Michelin-Recognized Chefs Unite for Farm-to-Table Collaboration Chef Kevin Fink of Austin's Emmer & Rye Hospitality Group and Chef Daniel Kim of Monte's will host a one-night-only dinner on Thursday, July 23, at Rincon Hill Farm in Carpinteria, California, in partnership with Donnachadh Family Wines. The eight-acre regenerative farm, which supplies much of the produce to Monte's, will serve as both the source of ingredients and the dining venue. Guests will begin at 5 p.m. with a guided tour of the farm, followed by canapés and a multi-course family-style dinner. Each course will be paired with organically farmed estate wines from Donnachadh's Sta. Rita Hills vineyard. Tickets are $250 per person, plus tax and gratuity, with reservations available through OpenTable.
Shared Philosophy on Farming and Sustainability Both Emmer & Rye and Monte's hold Michelin Green Stars, recognizing their commitment to sustainable gastronomy. Donnachadh operates as an organically farmed estate using low-intervention winemaking practices. The collaboration reflects how farming has become central to both chefs' culinary philosophy. "Building a menu straight off Rincon Hill Farm's harvest is exactly the kind of challenge I love," said Chef Kevin Fink. "It means the menu comes together around whatever's coming out of the ground that week, and working with Vilma to pair it with wine made with the same philosophy and respect for the land makes the whole experience feel incredibly intentional." Chef Daniel Kim added: "The best meals begin long before they reach the table. Our cooking begins with the incredible work happening every day at Rincon Hill Farm, so collaborating with Kevin and pairing that harvest with Donnachadh's wines feels incredibly natural. It's inspiring to bring together people who share the belief that caring for the land is the foundation of exceptional food and wine."

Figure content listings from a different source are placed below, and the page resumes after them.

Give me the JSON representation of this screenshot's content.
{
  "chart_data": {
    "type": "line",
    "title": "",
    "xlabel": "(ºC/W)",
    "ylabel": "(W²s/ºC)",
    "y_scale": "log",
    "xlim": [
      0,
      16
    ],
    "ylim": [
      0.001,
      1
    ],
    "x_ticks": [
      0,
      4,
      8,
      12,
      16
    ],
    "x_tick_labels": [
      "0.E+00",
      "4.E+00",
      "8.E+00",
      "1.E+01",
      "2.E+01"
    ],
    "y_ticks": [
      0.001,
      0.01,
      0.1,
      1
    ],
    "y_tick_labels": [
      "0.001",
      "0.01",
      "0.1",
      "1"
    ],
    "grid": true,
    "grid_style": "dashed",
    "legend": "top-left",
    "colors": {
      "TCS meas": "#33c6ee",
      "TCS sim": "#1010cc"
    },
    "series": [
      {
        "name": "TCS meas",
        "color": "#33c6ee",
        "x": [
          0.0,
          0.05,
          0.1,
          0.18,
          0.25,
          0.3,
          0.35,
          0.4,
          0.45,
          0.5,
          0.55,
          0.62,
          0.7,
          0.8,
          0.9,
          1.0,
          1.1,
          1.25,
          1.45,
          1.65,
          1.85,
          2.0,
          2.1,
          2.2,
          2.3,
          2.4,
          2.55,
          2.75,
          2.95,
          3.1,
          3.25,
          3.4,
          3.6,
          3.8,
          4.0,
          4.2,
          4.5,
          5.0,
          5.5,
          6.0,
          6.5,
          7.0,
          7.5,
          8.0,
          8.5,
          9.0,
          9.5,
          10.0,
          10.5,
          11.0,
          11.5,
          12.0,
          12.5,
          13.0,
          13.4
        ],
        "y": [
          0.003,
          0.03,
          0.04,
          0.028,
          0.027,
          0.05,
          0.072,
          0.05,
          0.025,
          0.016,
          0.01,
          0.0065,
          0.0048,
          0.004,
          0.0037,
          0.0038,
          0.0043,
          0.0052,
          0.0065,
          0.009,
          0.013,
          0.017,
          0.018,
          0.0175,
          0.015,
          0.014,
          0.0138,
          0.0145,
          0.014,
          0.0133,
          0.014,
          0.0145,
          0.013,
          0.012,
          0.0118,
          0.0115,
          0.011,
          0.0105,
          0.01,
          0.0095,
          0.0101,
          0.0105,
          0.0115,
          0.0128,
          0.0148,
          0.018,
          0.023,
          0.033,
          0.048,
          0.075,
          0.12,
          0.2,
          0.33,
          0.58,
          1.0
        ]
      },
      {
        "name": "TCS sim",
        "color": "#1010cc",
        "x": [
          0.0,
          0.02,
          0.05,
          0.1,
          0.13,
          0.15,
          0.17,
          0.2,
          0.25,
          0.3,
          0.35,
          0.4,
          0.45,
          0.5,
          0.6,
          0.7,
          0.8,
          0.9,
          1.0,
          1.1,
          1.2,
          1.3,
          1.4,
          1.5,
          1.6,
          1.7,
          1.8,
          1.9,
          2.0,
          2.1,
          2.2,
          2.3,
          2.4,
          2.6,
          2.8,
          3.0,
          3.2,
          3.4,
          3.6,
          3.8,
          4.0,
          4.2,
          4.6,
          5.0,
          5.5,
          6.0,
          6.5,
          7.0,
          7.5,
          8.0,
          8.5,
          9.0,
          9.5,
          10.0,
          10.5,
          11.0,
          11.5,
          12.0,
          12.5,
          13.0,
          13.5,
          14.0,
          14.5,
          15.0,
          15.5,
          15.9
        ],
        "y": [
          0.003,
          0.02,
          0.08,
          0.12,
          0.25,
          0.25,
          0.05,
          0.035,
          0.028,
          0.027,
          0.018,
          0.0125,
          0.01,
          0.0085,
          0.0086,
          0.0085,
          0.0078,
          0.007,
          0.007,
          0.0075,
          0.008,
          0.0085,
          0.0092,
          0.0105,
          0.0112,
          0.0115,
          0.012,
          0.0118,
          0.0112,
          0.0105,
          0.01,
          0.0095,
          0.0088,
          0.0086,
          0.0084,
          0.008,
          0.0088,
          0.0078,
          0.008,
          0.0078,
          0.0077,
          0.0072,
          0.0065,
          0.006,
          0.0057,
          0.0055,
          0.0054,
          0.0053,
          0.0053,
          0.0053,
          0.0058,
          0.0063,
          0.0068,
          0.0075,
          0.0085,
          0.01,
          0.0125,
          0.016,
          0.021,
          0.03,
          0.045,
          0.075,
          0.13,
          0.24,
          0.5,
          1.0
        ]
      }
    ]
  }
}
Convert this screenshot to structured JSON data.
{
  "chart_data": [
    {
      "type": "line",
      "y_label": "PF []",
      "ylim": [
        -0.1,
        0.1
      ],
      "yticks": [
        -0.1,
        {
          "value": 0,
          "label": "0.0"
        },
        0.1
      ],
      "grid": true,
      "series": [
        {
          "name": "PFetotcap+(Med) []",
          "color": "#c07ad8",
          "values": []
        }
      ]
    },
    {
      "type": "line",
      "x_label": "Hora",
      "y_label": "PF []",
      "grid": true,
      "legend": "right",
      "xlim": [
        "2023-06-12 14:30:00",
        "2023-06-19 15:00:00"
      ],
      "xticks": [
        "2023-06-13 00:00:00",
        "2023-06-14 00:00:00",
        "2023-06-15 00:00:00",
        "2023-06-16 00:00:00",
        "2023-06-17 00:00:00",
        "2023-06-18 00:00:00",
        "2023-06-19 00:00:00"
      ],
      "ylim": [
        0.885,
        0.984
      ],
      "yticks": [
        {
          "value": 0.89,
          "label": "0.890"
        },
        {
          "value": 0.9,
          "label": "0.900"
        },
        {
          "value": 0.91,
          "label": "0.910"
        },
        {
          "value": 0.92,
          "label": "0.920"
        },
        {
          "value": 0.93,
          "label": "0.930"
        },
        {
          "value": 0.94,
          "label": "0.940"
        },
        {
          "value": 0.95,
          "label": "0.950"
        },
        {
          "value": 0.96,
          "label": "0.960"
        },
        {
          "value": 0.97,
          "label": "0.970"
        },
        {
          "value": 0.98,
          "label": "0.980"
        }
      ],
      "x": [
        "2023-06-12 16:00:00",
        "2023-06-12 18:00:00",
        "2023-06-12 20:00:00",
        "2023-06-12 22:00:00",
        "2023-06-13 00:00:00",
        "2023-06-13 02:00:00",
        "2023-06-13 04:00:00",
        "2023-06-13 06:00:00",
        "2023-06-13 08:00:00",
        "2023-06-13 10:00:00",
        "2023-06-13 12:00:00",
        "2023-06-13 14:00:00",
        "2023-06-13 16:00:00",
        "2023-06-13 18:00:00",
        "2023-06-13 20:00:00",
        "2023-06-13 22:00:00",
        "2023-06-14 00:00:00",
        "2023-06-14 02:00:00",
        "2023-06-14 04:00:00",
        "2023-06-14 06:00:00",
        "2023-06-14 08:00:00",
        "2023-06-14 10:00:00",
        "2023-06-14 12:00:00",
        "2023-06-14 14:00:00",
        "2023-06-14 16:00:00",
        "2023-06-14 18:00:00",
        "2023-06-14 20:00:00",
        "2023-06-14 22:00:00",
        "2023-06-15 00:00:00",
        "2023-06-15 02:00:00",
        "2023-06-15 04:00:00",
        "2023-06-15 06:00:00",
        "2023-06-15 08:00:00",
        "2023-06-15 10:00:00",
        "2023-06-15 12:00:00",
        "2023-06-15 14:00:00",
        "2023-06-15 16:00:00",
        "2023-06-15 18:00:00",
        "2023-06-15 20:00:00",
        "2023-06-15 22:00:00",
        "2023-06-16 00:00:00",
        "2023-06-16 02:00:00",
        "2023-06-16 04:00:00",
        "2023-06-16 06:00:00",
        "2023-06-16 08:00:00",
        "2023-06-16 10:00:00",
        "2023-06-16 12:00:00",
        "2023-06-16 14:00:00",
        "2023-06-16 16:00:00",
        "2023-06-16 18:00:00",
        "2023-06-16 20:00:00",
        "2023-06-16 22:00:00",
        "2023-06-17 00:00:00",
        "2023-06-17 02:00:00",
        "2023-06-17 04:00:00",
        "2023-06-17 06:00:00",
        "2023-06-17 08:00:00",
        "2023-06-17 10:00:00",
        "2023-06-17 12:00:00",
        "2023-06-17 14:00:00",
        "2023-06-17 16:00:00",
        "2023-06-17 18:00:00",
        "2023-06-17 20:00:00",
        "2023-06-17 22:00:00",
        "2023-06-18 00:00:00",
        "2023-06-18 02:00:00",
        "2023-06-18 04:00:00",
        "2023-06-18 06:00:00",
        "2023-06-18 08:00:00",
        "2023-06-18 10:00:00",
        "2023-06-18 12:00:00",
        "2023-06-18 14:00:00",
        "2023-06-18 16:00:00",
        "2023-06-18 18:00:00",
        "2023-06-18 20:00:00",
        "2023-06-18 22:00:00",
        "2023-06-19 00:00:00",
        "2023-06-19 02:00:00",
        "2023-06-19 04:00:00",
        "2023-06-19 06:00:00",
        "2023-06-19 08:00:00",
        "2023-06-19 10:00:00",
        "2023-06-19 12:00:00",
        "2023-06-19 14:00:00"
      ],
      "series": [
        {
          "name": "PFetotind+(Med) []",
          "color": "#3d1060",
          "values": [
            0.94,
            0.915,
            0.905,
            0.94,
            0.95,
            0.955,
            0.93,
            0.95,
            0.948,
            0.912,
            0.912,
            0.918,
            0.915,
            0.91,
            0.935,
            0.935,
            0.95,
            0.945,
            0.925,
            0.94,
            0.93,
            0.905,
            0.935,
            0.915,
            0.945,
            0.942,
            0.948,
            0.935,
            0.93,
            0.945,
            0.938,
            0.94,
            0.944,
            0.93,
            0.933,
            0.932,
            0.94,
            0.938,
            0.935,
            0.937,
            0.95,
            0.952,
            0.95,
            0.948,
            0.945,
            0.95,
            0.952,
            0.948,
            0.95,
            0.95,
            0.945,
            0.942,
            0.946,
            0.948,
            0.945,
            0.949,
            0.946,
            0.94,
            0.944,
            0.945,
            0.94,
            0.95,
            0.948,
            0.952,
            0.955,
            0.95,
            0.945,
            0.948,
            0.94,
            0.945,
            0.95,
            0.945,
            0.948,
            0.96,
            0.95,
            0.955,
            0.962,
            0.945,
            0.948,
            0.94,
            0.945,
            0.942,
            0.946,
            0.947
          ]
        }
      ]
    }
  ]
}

Chef Credentials Fink opened Emmer & Rye in late 2015, earning Bon Appétit's Best New Restaurant honor in 2016 and a Michelin Green Star in 2024. He has been named a James Beard Award finalist for Best Chef: Southwest and Best Chef: Texas. His restaurant Hestia was named Robb Report's #1 Best New Restaurant in America. Kim leads Endwell Hospitality's West Coast culinary projects after working in Michelin-starred kitchens including The Restaurant at Meadowood, Providence, and Le Cirque Las Vegas. At his previous position as Executive Chef of Hibi in Los Angeles, his modern Korean cuisine earned Michelin recognition within months of opening. Monte's earned its Michelin Green Star in 2026, just three months after opening.
Why It Matters
This collaboration signals how Michelin-recognized restaurants are deepening their farm partnerships as sustainability credentials become central to fine dining hospitality. The one-night format—increasingly common among high-profile chefs—demonstrates operators' ability to command premium pricing ($250 per person) and generate press for limited-run farm-focused experiences that reinforce their commitment to regenerative sourcing.